The Tories must not revert to reactionary right-wing tendencies, a vice chairman of the party has said.
Chris Skidmore said EU withdrawal should not be allowed to lead to an “extremist” approach to all other policy areas.
He said: “We need to make sure, as a party, that we set out a positive programme for … future governments that also involves making sure we don’t revert to the reactionary tendencies of the right. That we tack to the mainstream.”
Mr Skidmore said the Tories had to be “cautionary about how we approach” Brexit to avoid allowing “a particular faction of the party to then dominate with certain view points in the future”.

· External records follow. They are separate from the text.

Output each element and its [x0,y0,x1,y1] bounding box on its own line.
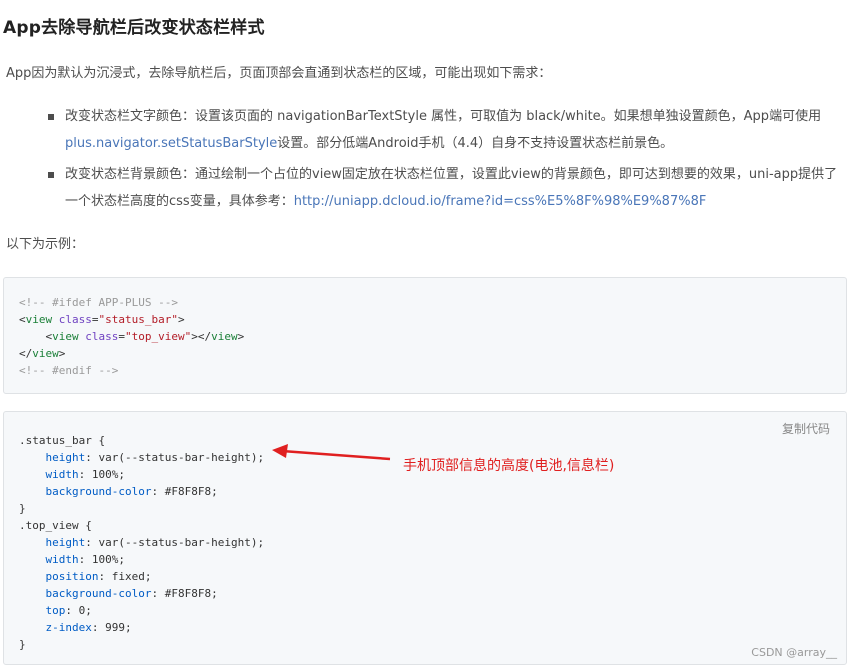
copy-code-button[interactable]: 复制代码 [782,420,830,437]
code-property: height [45,536,86,549]
code-value: #F8F8F8; [158,587,218,600]
code-attr: class [85,330,119,343]
list-item: 改变状态栏背景颜色：通过绘制一个占位的view固定放在状态栏位置，设置此view… [0,161,854,215]
code-line: width: 100%; [45,553,126,566]
code-string: "status_bar" [98,313,178,326]
code-value: 999; [98,621,132,634]
code-value: 0; [72,604,92,617]
code-property: z-index [45,621,92,634]
code-property: background-color [45,587,152,600]
code-value: 100%; [85,468,125,481]
css-variable-doc-link[interactable]: http://uniapp.dcloud.io/frame?id=css%E5%… [294,194,707,209]
page-title: App去除导航栏后改变状态栏样式 [3,18,265,38]
list-item: 改变状态栏文字颜色：设置该页面的 navigationBarTextStyle … [0,103,854,157]
code-value: 100%; [85,553,125,566]
set-status-bar-style-link[interactable]: plus.navigator.setStatusBarStyle [65,136,277,151]
code-comment: <!-- #endif --> [19,364,119,377]
csdn-watermark: CSDN @array__ [751,646,837,659]
code-tag: view [25,313,53,326]
code-comment: <!-- #ifdef APP-PLUS --> [19,296,178,309]
code-line: <!-- #endif --> [19,362,831,379]
code-line: position: fixed; [45,570,152,583]
code-line: background-color: #F8F8F8; [45,485,218,498]
code-property: height [45,451,86,464]
code-property: width [45,553,79,566]
code-tag: view [32,347,59,360]
code-value: var(--status-bar-height); [91,536,265,549]
code-line: </view> [19,347,66,360]
code-line: <view class="status_bar"> [19,313,185,326]
code-tag: view [211,330,238,343]
code-line: } [19,502,26,515]
annotation-text: 手机顶部信息的高度(电池,信息栏) [403,458,615,474]
intro-paragraph: App因为默认为沉浸式，去除导航栏后，页面顶部会直通到状态栏的区域，可能出现如下… [6,66,552,81]
code-property: top [45,604,66,617]
code-line: top: 0; [45,604,92,617]
code-line: <view class="top_view"></view> [19,330,245,343]
code-line: .status_bar { [19,434,106,447]
code-tag: view [52,330,79,343]
example-label: 以下为示例： [6,237,85,252]
code-property: background-color [45,485,152,498]
code-string: "top_view" [125,330,192,343]
code-line: z-index: 999; [45,621,132,634]
code-line: } [19,638,26,651]
template-code-block: <!-- #ifdef APP-PLUS --> <view class="st… [3,277,847,394]
code-property: position [45,570,99,583]
code-value: var(--status-bar-height); [91,451,265,464]
css-code-block: 复制代码 .status_bar { height: var(--status-… [3,411,847,665]
code-line: height: var(--status-bar-height); [45,536,265,549]
code-value: fixed; [105,570,152,583]
code-property: width [45,468,79,481]
code-attr: class [58,313,92,326]
code-line: background-color: #F8F8F8; [45,587,218,600]
code-line: <!-- #ifdef APP-PLUS --> [19,294,831,311]
requirement-list: 改变状态栏文字颜色：设置该页面的 navigationBarTextStyle … [0,103,854,215]
code-value: #F8F8F8; [158,485,218,498]
code-line: .top_view { [19,519,92,532]
list-item-text: 设置。部分低端Android手机（4.4）自身不支持设置状态栏前景色。 [277,136,674,151]
list-item-text: 改变状态栏文字颜色：设置该页面的 navigationBarTextStyle … [65,109,822,124]
annotation-arrow-icon [272,444,391,461]
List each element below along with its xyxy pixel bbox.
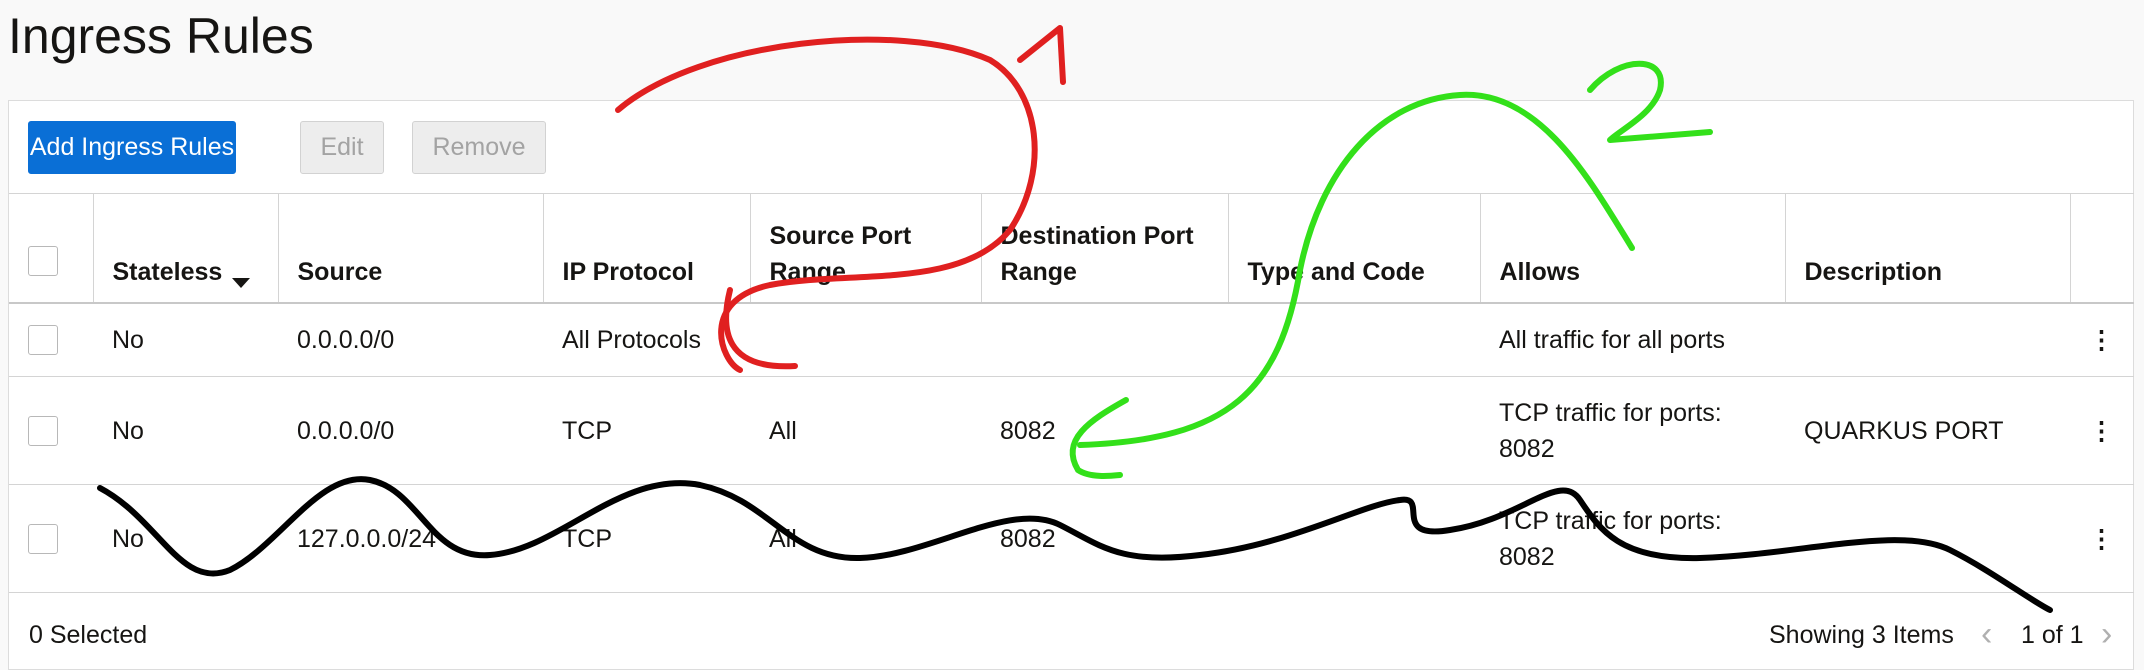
header-type-and-code: Type and Code (1228, 193, 1481, 304)
kebab-icon[interactable]: ⋮ (2070, 302, 2134, 377)
header-type-and-code-label: Type and Code (1247, 257, 1425, 286)
table-row: No 0.0.0.0/0 TCP All 8082 TCP traffic fo… (9, 376, 2134, 485)
chevron-right-icon[interactable]: › (2101, 615, 2112, 654)
chevron-left-icon[interactable]: ‹ (1981, 615, 1992, 654)
header-stateless-label: Stateless (112, 257, 223, 286)
header-ip-protocol-label: IP Protocol (562, 257, 695, 286)
kebab-icon[interactable]: ⋮ (2070, 376, 2134, 485)
cell-source: 0.0.0.0/0 (278, 376, 543, 485)
header-description: Description (1785, 193, 2071, 304)
cell-ip-protocol: All Protocols (543, 302, 750, 377)
cell-source: 127.0.0.0/24 (278, 484, 543, 593)
row-select-cell (9, 302, 93, 377)
selected-count: 0 Selected (29, 621, 148, 649)
header-allows-label: Allows (1499, 257, 1581, 286)
select-all-checkbox[interactable] (28, 245, 58, 276)
row-checkbox[interactable] (28, 324, 58, 355)
row-select-cell (9, 484, 93, 593)
header-ip-protocol: IP Protocol (543, 193, 751, 304)
header-select-all (9, 193, 94, 304)
cell-description (1785, 484, 2070, 593)
header-source: Source (278, 193, 544, 304)
cell-allows: TCP traffic for ports: 8082 (1480, 484, 1785, 593)
cell-ip-protocol: TCP (543, 376, 750, 485)
row-select-cell (9, 376, 93, 485)
cell-type-and-code (1228, 484, 1480, 593)
cell-description: QUARKUS PORT (1785, 376, 2070, 485)
table-row: No 127.0.0.0/24 TCP All 8082 TCP traffic… (9, 484, 2134, 593)
remove-button[interactable]: Remove (412, 121, 546, 174)
cell-description (1785, 302, 2070, 377)
header-stateless[interactable]: Stateless (93, 193, 279, 304)
table-header-row: Stateless Source IP Protocol Source Port… (9, 193, 2134, 304)
edit-button[interactable]: Edit (300, 121, 384, 174)
pagination-indicator: 1 of 1 (2021, 621, 2084, 649)
cell-destination-port-range (981, 302, 1228, 377)
table-footer: 0 Selected Showing 3 Items ‹ 1 of 1 › (9, 609, 2134, 669)
sort-descending-icon[interactable] (232, 277, 251, 288)
add-ingress-rules-button[interactable]: Add Ingress Rules (28, 121, 236, 174)
cell-type-and-code (1228, 376, 1480, 485)
cell-destination-port-range: 8082 (981, 484, 1228, 593)
row-checkbox[interactable] (28, 415, 58, 446)
row-checkbox[interactable] (28, 523, 58, 554)
cell-source-port-range (750, 302, 981, 377)
cell-stateless: No (93, 484, 278, 593)
cell-stateless: No (93, 302, 278, 377)
ingress-rules-table: Stateless Source IP Protocol Source Port… (9, 193, 2134, 593)
cell-destination-port-range: 8082 (981, 376, 1228, 485)
kebab-icon[interactable]: ⋮ (2070, 484, 2134, 593)
header-destination-port-range-label: Destination Port Range (1000, 221, 1194, 286)
cell-source-port-range: All (750, 376, 981, 485)
cell-source-port-range: All (750, 484, 981, 593)
cell-source: 0.0.0.0/0 (278, 302, 543, 377)
cell-allows: TCP traffic for ports: 8082 (1480, 376, 1785, 485)
page-title: Ingress Rules (8, 8, 314, 64)
cell-allows: All traffic for all ports (1480, 302, 1785, 377)
header-description-label: Description (1804, 257, 1943, 286)
table-row: No 0.0.0.0/0 All Protocols All traffic f… (9, 302, 2134, 377)
header-source-port-range-label: Source Port Range (769, 221, 912, 286)
header-destination-port-range: Destination Port Range (981, 193, 1229, 304)
ingress-rules-panel: Add Ingress Rules Edit Remove Stateless … (8, 100, 2134, 670)
cell-ip-protocol: TCP (543, 484, 750, 593)
header-source-label: Source (297, 257, 383, 286)
header-source-port-range: Source Port Range (750, 193, 982, 304)
header-allows: Allows (1480, 193, 1786, 304)
header-actions (2070, 193, 2134, 304)
cell-stateless: No (93, 376, 278, 485)
red-annotation-number (1017, 25, 1066, 85)
cell-type-and-code (1228, 302, 1480, 377)
showing-items-count: Showing 3 Items (1769, 621, 1954, 649)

Mr Skidmore, who is helping develop policy ahead of the next general election, added that leaving the European Union “doesn’t then give everyone carte blanche … to then suddenly come up with some quite hardline ideas”.
Brexit needs to be handled carefully says Tory vice chairman (Jane Barlow/PA)
Addressing a gathering at the Centre for Policy Studies on Tory renewal, Mr Skidmore said the Tories had to present themselves as moderates who can act for the whole country rather than a “certain segment of it”.
The party vice chairman said the party is facing a crossroads.
“If we see Brexit as … being some kind of Brexit that’s going to lead to, sort of, an extremist approach to all other policy areas … I think there is a real, sort of, crossroads here when it comes to looking at the future of the Conservative Party.”
Mr Skidmore also took a thinly veiled swipe at arch Brexiteers who have criticised the Whitehall machine and called for a tougher line on the Northern Irish border issue
He said that coupling Brexit with “ideas of, somehow … removing ourselves from the Good Friday Agreement, or, somehow attacking the civil service as being, somehow, trying to block Brexit, I think that sort of … tendencies there, I think, are unhelpful.”